The act of learning, applying, and retaining the SMED / Quick Changeover methodology causes a change in the way a changeover is viewed. This change is an essential building block of making Lean Management part of the culture of the enterprise. In effect, Lean becomes part of the company DNA.

By having a cross-functional team methodically review a changeover and separate work elements into internal and external work elements, the understanding of what is really being done in the changeover comes to light. The team members "learn to see" the changeover from a new perspective. A streamlining of the separated work elements aimed at eliminating non-required steps ensures non-value added waste is removed.

When the remaining elements are arranged in a new logical sequence, the resulting time, when the operation is shut down for changeover, is typically 50% of the pre- SMED time. Technicians don't work harder. They carry out the external elements either before or after the process is stopped for the changeover. The internal elements become the time the process is actually not producing. The reduced changeover from the last good piece of the old part to the first good piece of the new part is a fraction of the pre - SMED time.

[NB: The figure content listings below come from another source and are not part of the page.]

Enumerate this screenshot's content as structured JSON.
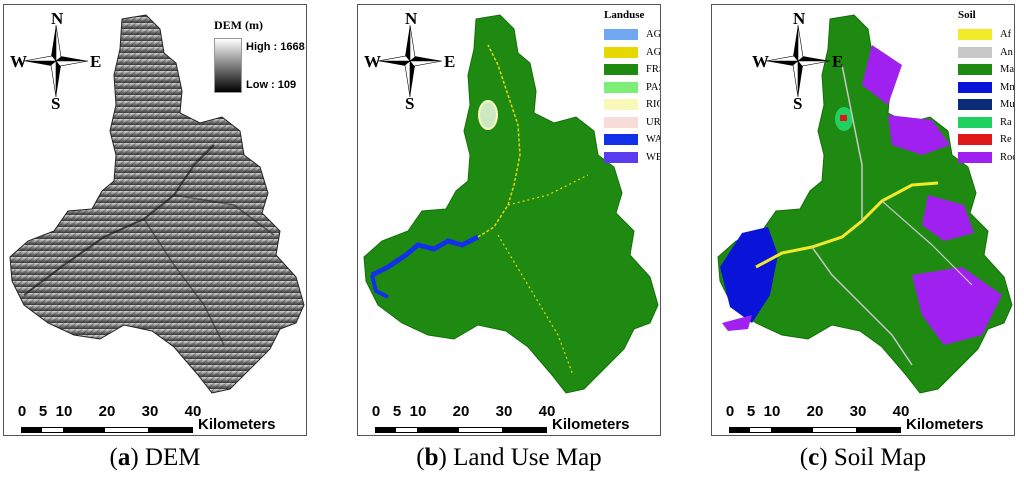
{
  "panels": [
    {
      "caption_letter": "a",
      "caption_text": "DEM",
      "legend_title": "DEM (m)",
      "high_label": "High : 1668",
      "low_label": "Low : 109"
    },
    {
      "caption_letter": "b",
      "caption_text": "Land Use Map",
      "legend_title": "Landuse",
      "legend_items": [
        {
          "label": "AGRC",
          "color": "#6fa8f0"
        },
        {
          "label": "AGRR",
          "color": "#e6d800"
        },
        {
          "label": "FRST",
          "color": "#1f8a12"
        },
        {
          "label": "PAST",
          "color": "#7dee76"
        },
        {
          "label": "RICE",
          "color": "#f8f8b8"
        },
        {
          "label": "URMD",
          "color": "#f8dcd8"
        },
        {
          "label": "WATR",
          "color": "#1230e8"
        },
        {
          "label": "WETF",
          "color": "#5a3cf0"
        }
      ]
    },
    {
      "caption_letter": "c",
      "caption_text": "Soil Map",
      "legend_title": "Soil",
      "legend_items": [
        {
          "label": "Af",
          "color": "#f2ea2a"
        },
        {
          "label": "An",
          "color": "#c8c8c8"
        },
        {
          "label": "Ma",
          "color": "#1f8a12"
        },
        {
          "label": "Mm",
          "color": "#0a14d8"
        },
        {
          "label": "Mu",
          "color": "#0a2a7a"
        },
        {
          "label": "Ra",
          "color": "#20d060"
        },
        {
          "label": "Re",
          "color": "#e01818"
        },
        {
          "label": "Rocky",
          "color": "#a020f0"
        }
      ]
    }
  ],
  "compass": {
    "n": "N",
    "s": "S",
    "e": "E",
    "w": "W",
    "icon": "compass-rose-icon"
  },
  "scale": {
    "ticks": [
      "0",
      "5",
      "10",
      "20",
      "30",
      "40"
    ],
    "unit": "Kilometers"
  }
}
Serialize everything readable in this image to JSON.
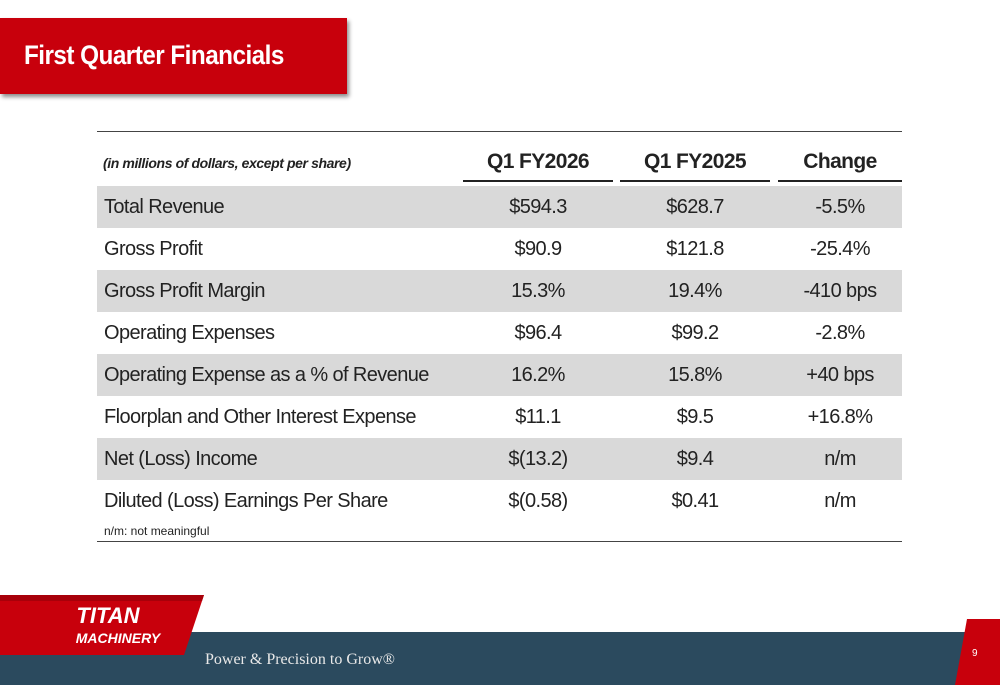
{
  "title": "First Quarter Financials",
  "table": {
    "note": "(in millions of dollars, except per share)",
    "columns": [
      "Q1 FY2026",
      "Q1 FY2025",
      "Change"
    ],
    "rows": [
      {
        "label": "Total Revenue",
        "q1_fy2026": "$594.3",
        "q1_fy2025": "$628.7",
        "change": "-5.5%"
      },
      {
        "label": "Gross Profit",
        "q1_fy2026": "$90.9",
        "q1_fy2025": "$121.8",
        "change": "-25.4%"
      },
      {
        "label": "Gross Profit Margin",
        "q1_fy2026": "15.3%",
        "q1_fy2025": "19.4%",
        "change": "-410 bps"
      },
      {
        "label": "Operating Expenses",
        "q1_fy2026": "$96.4",
        "q1_fy2025": "$99.2",
        "change": "-2.8%"
      },
      {
        "label": "Operating Expense as a % of Revenue",
        "q1_fy2026": "16.2%",
        "q1_fy2025": "15.8%",
        "change": "+40 bps"
      },
      {
        "label": "Floorplan and Other Interest Expense",
        "q1_fy2026": "$11.1",
        "q1_fy2025": "$9.5",
        "change": "+16.8%"
      },
      {
        "label": "Net (Loss) Income",
        "q1_fy2026": "$(13.2)",
        "q1_fy2025": "$9.4",
        "change": "n/m"
      },
      {
        "label": "Diluted (Loss) Earnings Per Share",
        "q1_fy2026": "$(0.58)",
        "q1_fy2025": "$0.41",
        "change": "n/m"
      }
    ],
    "footnote": "n/m: not meaningful"
  },
  "footer": {
    "logo_line1": "TITAN",
    "logo_line2": "MACHINERY",
    "tagline": "Power & Precision to Grow®",
    "page_number": "9"
  },
  "colors": {
    "brand_red": "#c8000c",
    "footer_navy": "#2b4a5e",
    "row_shade": "#d9d9d9"
  }
}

A recent SMED Quick Changeover workshop resulted in the elimination of an hour of machine downtime per shift for multiple changeovers for the highly automated silk screening of CD labels. The savings were annualized as "millions in the first year". During the Enterprise Value Stream MappingTM (EVSM)TM of their "order entry to product shipped" process, the client recognized a need to reduce changeover time in order to provide more machine capacity with reduced inventories to meet customer demand. The SMED workshop was a Kaizen event which addressed that competitive requirement by utilizing Lean techniques. Similarly a SMED / Quick Changeover workshop involving a plastic extrusion process resulted in a 66% reduction in die changeover time and a 27% reduction in downstream process changeover time after only 2 days. The streamlining of the process steps would generate additional savings. These are "drop thru" savings that go right to the bottom line much to the joy of accountants and managers.

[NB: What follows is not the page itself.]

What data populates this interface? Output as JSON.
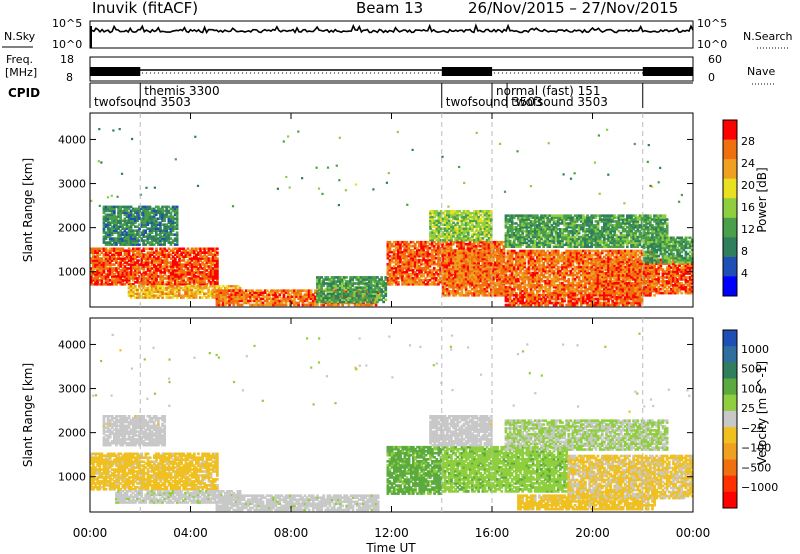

An example in the non-manufacturing environment, Healthcare, is in the MRI operations within a hospital. Most administrations are struggling with how to reduce wait times (and of course costs) for MRI patients. The first solution they jump to is, to buy more equipment which includes expensive MRI's. This solution, on the surface, seems to be appropriate and it is certainly the easiest and fastest - or is it? As you investigate further and begin planning for new equipment you realize that you need more space, more trained people to operate the equipment and more supplies - the result is that the initial cost of buying the equipment was only the tip of the iceberg. The real solution should have been to analyze the entire process from the time the patient arrives for their MRI to the point they leave and determine how much time and activities are 'waste'. When this is done, we find much of the time is classified as waste and one of the wastes is the time to set up in between each patient.

With the use of SMED, the change over time is drastically reduced and there is an opportunity to put more patients through the process without adding staff, space or equipment and it didn't cost hundreds of thousands of dollars.

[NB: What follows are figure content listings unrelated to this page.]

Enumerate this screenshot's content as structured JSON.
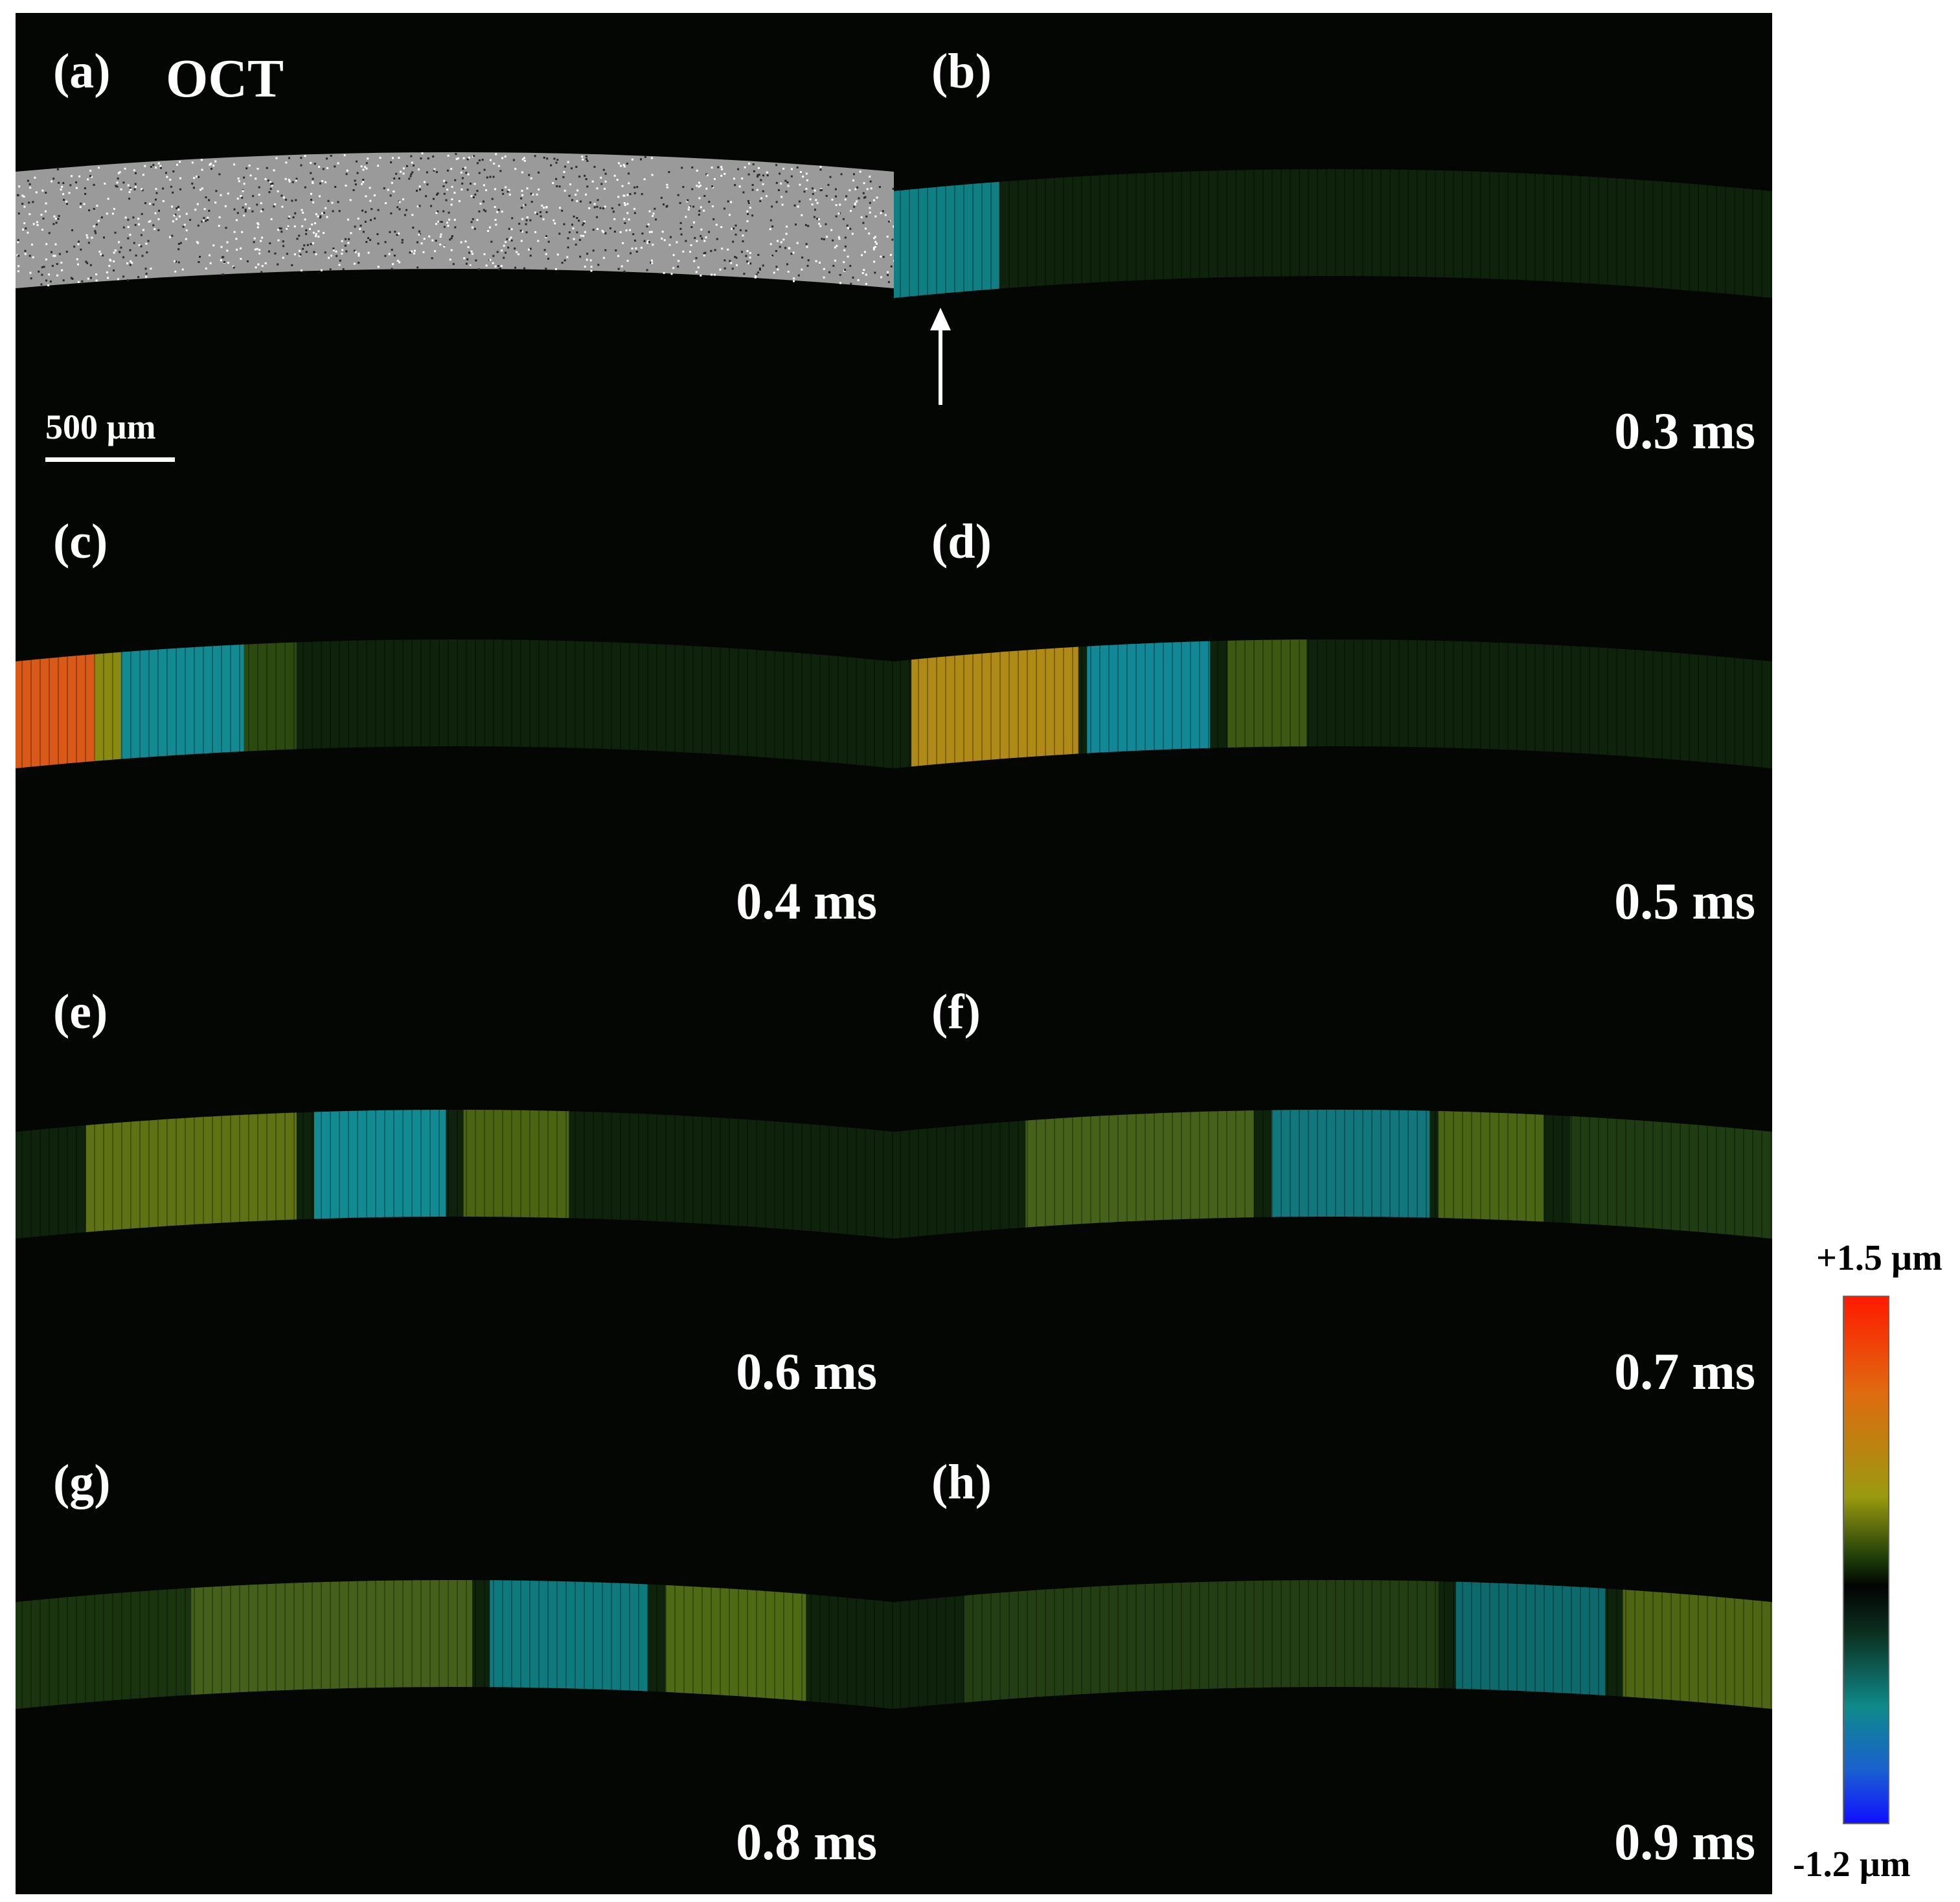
{
  "figure": {
    "panels": [
      {
        "label": "(a)",
        "title": "OCT",
        "time": "",
        "scale_label": "500 µm",
        "kind": "oct"
      },
      {
        "label": "(b)",
        "title": "",
        "time": "0.3 ms",
        "kind": "wave",
        "bands": [
          {
            "from": 0.0,
            "to": 0.12,
            "color": "#0e7f82"
          }
        ]
      },
      {
        "label": "(c)",
        "title": "",
        "time": "0.4 ms",
        "kind": "wave",
        "bands": [
          {
            "from": 0.0,
            "to": 0.09,
            "color": "#d95a18"
          },
          {
            "from": 0.09,
            "to": 0.12,
            "color": "#8a8a10"
          },
          {
            "from": 0.12,
            "to": 0.26,
            "color": "#138a92"
          },
          {
            "from": 0.26,
            "to": 0.32,
            "color": "#2c4a10"
          }
        ]
      },
      {
        "label": "(d)",
        "title": "",
        "time": "0.5 ms",
        "kind": "wave",
        "bands": [
          {
            "from": 0.02,
            "to": 0.21,
            "color": "#b08a16"
          },
          {
            "from": 0.22,
            "to": 0.36,
            "color": "#128896"
          },
          {
            "from": 0.38,
            "to": 0.47,
            "color": "#3c5812"
          }
        ]
      },
      {
        "label": "(e)",
        "title": "",
        "time": "0.6 ms",
        "kind": "wave",
        "bands": [
          {
            "from": 0.08,
            "to": 0.32,
            "color": "#5e7214"
          },
          {
            "from": 0.34,
            "to": 0.49,
            "color": "#128a92"
          },
          {
            "from": 0.51,
            "to": 0.63,
            "color": "#4a6412"
          }
        ]
      },
      {
        "label": "(f)",
        "title": "",
        "time": "0.7 ms",
        "kind": "wave",
        "bands": [
          {
            "from": 0.15,
            "to": 0.41,
            "color": "#45611a"
          },
          {
            "from": 0.43,
            "to": 0.61,
            "color": "#11777c"
          },
          {
            "from": 0.62,
            "to": 0.74,
            "color": "#4a6614"
          },
          {
            "from": 0.77,
            "to": 1.0,
            "color": "#1f3c12"
          }
        ]
      },
      {
        "label": "(g)",
        "title": "",
        "time": "0.8 ms",
        "kind": "wave",
        "bands": [
          {
            "from": 0.0,
            "to": 0.2,
            "color": "#1a3410"
          },
          {
            "from": 0.2,
            "to": 0.52,
            "color": "#45601a"
          },
          {
            "from": 0.54,
            "to": 0.72,
            "color": "#0f7a7e"
          },
          {
            "from": 0.74,
            "to": 0.9,
            "color": "#4e6a14"
          }
        ]
      },
      {
        "label": "(h)",
        "title": "",
        "time": "0.9 ms",
        "kind": "wave",
        "bands": [
          {
            "from": 0.08,
            "to": 0.62,
            "color": "#243e14"
          },
          {
            "from": 0.64,
            "to": 0.81,
            "color": "#0d6a6c"
          },
          {
            "from": 0.83,
            "to": 1.0,
            "color": "#4e6614"
          }
        ]
      }
    ],
    "colorbar": {
      "max_label": "+1.5 µm",
      "min_label": "-1.2 µm",
      "max_value": 1.5,
      "min_value": -1.2,
      "unit": "µm"
    }
  }
}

The answer to the question "what's the payoff?" is a healthier bottom line, increased flexibility to meet customers ever changing needs, empowered workers doing world class changeovers, less inventory and its associated problems, less floor space due to less product or equipment on the floor, and "found" capacity resulting from a process operating instead of being down for non-value added changeovers.

In today's world, the pressure is on organizations and businesses to provide products and services (such as healthcare) faster and better but at the same cost or lower. In order to meet the clients and customers challenging expectations and desire for more, faster and better, you must consider proper implementation of every tool that can improve your processes and give you an advantage over your competitors. SMED / Quick Changeover is one of those tools that can give you and your group a much needed advantage and the results of implementing it are immediate.